Fue un universo muy breve, apenas duró una milésima de segundo. Porque la energía necesita fricción para generarse y sin sus contrarios todos los conceptos morían congelados.

EL HOMBRE VERDE

Permaneció sentado mirando perplejo aquella mancha verde en el dorso de su mano derecha. Pasó un dedo de la otra mano por la lengua y frotó fuertemente la mancha, rascándola con la uña, pero no se borró ni lo más mínimo. Parecía incrustada dentro de su piel, como un tatuaje. Se acercó la mano aún más a los ojos, como si así pudiera ver algún detalle revelador, pero nada iluminó su ferviente inquietud. De pronto, como si se evaporara, la mancha se deshizo hasta desaparecer rápidamente ante sus propios ojos. Perplejo, examinó la mano más de cerca, pero la mancha había desaparecido. A simple vista era una mano normal. Durante un buen rato esperó a que la mancha apareciese de nuevo, pero no ocurrió. Finalmente se levantó, encogiéndose de hombros, y se marchó.

Por la tarde bajó con los niños a jugar al parque. Fue al agarrar a la pequeña Julia, para ayudarla a bajar el tobogán, cuando la vio de nuevo. Ahí estaba la mancha otra vez, en el mismo sitio, pero había aumentado de tamaño.
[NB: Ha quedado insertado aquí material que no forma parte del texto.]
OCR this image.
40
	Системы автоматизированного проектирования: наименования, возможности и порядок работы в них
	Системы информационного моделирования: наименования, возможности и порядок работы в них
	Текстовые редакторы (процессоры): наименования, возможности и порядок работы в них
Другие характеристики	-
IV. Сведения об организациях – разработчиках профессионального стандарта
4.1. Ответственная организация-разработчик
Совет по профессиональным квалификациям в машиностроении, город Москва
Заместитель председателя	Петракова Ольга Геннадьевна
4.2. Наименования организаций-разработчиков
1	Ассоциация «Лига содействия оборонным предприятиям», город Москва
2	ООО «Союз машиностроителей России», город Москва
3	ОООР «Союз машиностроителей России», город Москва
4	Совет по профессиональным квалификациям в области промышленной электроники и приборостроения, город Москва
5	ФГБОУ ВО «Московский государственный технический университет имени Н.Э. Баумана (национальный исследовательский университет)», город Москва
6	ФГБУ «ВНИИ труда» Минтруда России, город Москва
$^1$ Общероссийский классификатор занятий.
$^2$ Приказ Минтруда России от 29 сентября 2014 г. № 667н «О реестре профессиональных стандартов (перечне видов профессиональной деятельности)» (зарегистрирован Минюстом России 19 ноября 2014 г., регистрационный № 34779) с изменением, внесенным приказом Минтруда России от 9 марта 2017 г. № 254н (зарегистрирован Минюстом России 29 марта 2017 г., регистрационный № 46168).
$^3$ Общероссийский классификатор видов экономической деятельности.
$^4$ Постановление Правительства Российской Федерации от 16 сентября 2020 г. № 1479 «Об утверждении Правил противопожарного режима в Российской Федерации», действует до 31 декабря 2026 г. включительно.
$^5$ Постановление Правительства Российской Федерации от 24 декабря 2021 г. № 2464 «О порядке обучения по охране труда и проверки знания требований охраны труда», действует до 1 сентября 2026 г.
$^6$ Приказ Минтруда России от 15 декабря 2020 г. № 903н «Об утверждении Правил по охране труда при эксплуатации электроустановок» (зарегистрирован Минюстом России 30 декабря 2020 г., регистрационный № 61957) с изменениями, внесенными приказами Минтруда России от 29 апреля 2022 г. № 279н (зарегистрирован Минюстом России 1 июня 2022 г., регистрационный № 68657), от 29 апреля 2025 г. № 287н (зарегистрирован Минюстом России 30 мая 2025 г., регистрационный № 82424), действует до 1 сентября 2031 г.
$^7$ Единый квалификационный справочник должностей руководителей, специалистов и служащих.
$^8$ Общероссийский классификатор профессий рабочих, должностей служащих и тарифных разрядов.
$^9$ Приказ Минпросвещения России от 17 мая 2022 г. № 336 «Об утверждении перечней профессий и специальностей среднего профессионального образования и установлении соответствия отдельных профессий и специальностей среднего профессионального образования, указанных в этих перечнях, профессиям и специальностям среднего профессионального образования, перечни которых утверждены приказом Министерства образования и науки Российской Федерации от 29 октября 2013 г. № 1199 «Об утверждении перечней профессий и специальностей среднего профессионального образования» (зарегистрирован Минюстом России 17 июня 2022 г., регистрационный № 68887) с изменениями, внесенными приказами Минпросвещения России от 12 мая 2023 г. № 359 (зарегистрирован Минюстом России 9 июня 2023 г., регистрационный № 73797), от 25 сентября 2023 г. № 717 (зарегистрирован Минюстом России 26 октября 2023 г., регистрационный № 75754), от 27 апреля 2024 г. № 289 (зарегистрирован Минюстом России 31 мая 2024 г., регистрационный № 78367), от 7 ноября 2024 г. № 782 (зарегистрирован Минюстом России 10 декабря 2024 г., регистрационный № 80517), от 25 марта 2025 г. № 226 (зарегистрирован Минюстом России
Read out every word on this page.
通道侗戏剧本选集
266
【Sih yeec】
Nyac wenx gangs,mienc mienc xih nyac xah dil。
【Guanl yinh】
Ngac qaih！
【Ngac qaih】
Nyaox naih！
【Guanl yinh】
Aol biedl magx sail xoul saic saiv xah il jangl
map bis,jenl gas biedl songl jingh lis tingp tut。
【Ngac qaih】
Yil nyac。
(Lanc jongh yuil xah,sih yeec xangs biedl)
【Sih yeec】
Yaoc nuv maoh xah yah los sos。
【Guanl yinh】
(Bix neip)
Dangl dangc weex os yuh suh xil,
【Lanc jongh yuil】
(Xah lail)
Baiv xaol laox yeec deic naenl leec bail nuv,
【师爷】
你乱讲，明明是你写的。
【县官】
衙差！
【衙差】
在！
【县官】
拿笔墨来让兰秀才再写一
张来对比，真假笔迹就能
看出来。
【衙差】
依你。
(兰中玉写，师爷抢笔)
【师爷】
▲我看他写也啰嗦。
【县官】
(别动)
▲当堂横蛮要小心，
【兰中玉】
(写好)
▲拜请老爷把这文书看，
Casi soltó a la niña, que dio un grito y lo obligó a despreocuparse momentáneamente de aquel fenómeno. Nada más aterrizar a la niña en el suelo, mirándose la mano, corrió a sentarse al banco. Ella lo miró, esperando una sonrisa, una broma, un grito de aliento, pero su padre ya no pensaba en ella; ni siquiera la miraba. Solo tenía ojos para aquella mancha verde.

La mancha permaneció, en esta ocasión, casi una hora, hasta desvanecerse de nuevo y desaparecer por completo en apenas un segundo.

La siguiente mancha fue aún más grande. La tercera casi ocupaba la mitad del dorso de su mano. Entonces decidió ir al médico, pero cuando llegó allí la mancha se negó a aparecer y sus explicaciones no parecían responder a ningún síntoma físico; antes bien, cuanto más hablaba más se daba cuenta de que el doctor acabaría por enviarlo al psiquiatra. Se sentía desamparado y tenía miedo. Andaba todo el día hacia todas partes mirándose el dorso de la mano, esperando encontrar la mancha para observar cuál era su nuevo tamaño. Comenzó a pintar con bolígrafo los bordes para poder apreciar las diferencias. Midió un aumento de un milímetro por aparición. Se chocó con personas, con bancos, con farolas, por estar mirando su mano mientras caminaba por la calle. Llevaba la mano toda pintarrajeada con líneas concéntricas que parecían pertenecer a un mapa geofísico lleno de curvas de nivel cuyo punto más alto se encontraba cerca del nudillo. Después midió los tiempos, tanto entre las apariciones como de duración de las manchas, pero no encontró ninguna relación lógica que le permitiera adivinar cuándo se produciría la siguiente revelación. Sus hijos le temían; su mujer le gritaba. No logró que ninguno de los tres la viera, de modo que finalmente nadie le creía. Era como si la propia mancha, provista de una inusitada inteligencia, supiera cuándo había otras personas mirando para borrarse de manera fulminante.

Poco a poco la mancha verde acabó por invadir todo su cuerpo. El día en que llegó hasta sus ojos ocurrió que todo lo que veía empezó a tener un filtro verde. Fue entonces cuando dejó de verse la mancha, que filtrada por el propio filtro ocular pareció desaparecer.

Después de mucho tiempo consideró que ya estaba curado y se olvidó de la mancha para siempre. Pero para entonces la mancha ya había empezado a aparecer en el dorso de la mano de su esposa.